Berufungsgericht: Ex-Spitzensportler habe Tod eines Menschen in Kauf genommen - Neues Strafmaß ...
Oscar Pistorius droht höhere Strafe

Oscar Pistorius (links) und Verteidiger Barry Roux - im Bild ein Gespräch während der ersten Verhandlung - mussten vor dem Berufungsgericht eine Niederlage einstecken. Bild: dpa
Der Ex-Spitzensportler Oscar Pistorius schoss mit großem Kaliber vier Mal durch eine Toilettentür. Jetzt befand das Berufungsgericht ihn des Mordes (englisch: "murder") für schuldig. Nach deutschem Recht entspricht der Straftatbestand am ehesten dem Totschlag. Weihnachten darf der frühere Top-Sportler Oscar Pistorius noch im Kreise seiner Familie verbringen. Doch nächstes Jahr wartet statt des Hausarrestes in der komfortablen Villa seines Onkels in Pretoria wieder das Gefängnis.

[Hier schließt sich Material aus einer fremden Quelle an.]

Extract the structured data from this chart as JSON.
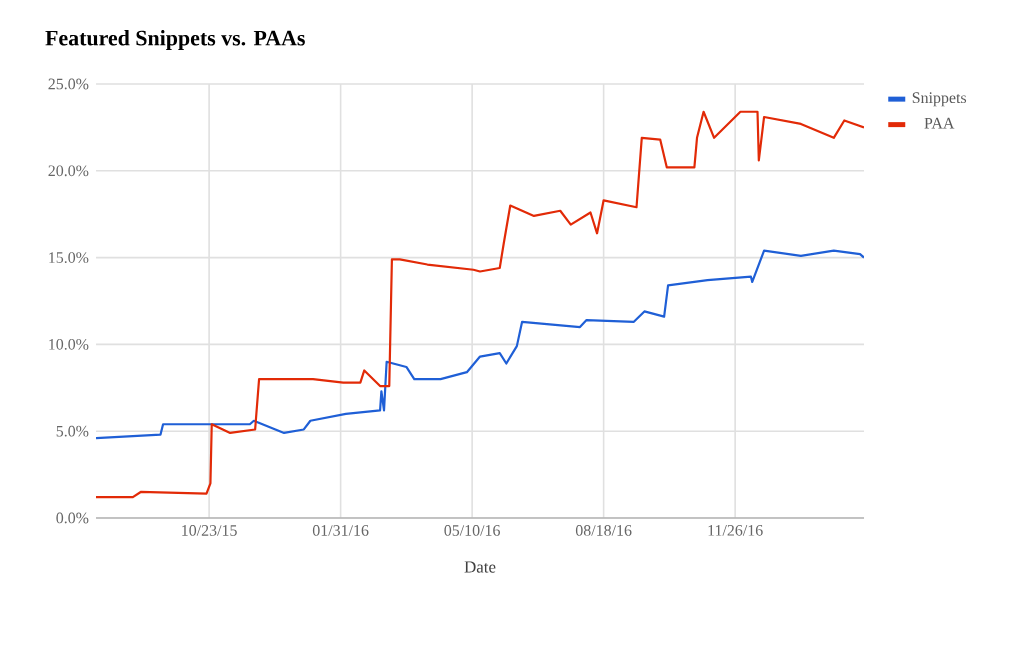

Pistorius habe töten wollen

Für die fünf Richter in Bloemfontein ist der Fall klar: Der geübte Schütze Pistorius, der am Donnerstag nicht im Gericht war, nahm den Tod eines Menschen billigend in Kauf, als er am Valentinstag 2013 durch die geschlossene Tür einer Toilette feuerte. Und damit seine Freundin Reeva Steenkamp tötete.

"Er wird ein internationaler Star. Er trifft eine junge Frau, die wunderschön und ein Model ist. Die Romanze erblüht, bis er, ironischerweise am Valentinstag, ihr Leben nimmt", fasste Richter Eric Leach zusammen.

Der Krimi um den wohl berühmtesten Behinderten-Sportler löste weltweit großes Aufsehen aus. In Südafrika empfanden viele Menschen das Urteil der ersten Instanz zu fünf Jahren Haft wegen fahrlässiger Tötung als zu milde. In der schwarzen Bevölkerungsmehrheit sahen viele darin den Beweis, dass vermögende Weiße vor Gericht immer noch besser wegkommen als Schwarze. Die Frauenliga der Regierungspartei ANC kritisierte das milde Urteils der ersten Instanz scharf.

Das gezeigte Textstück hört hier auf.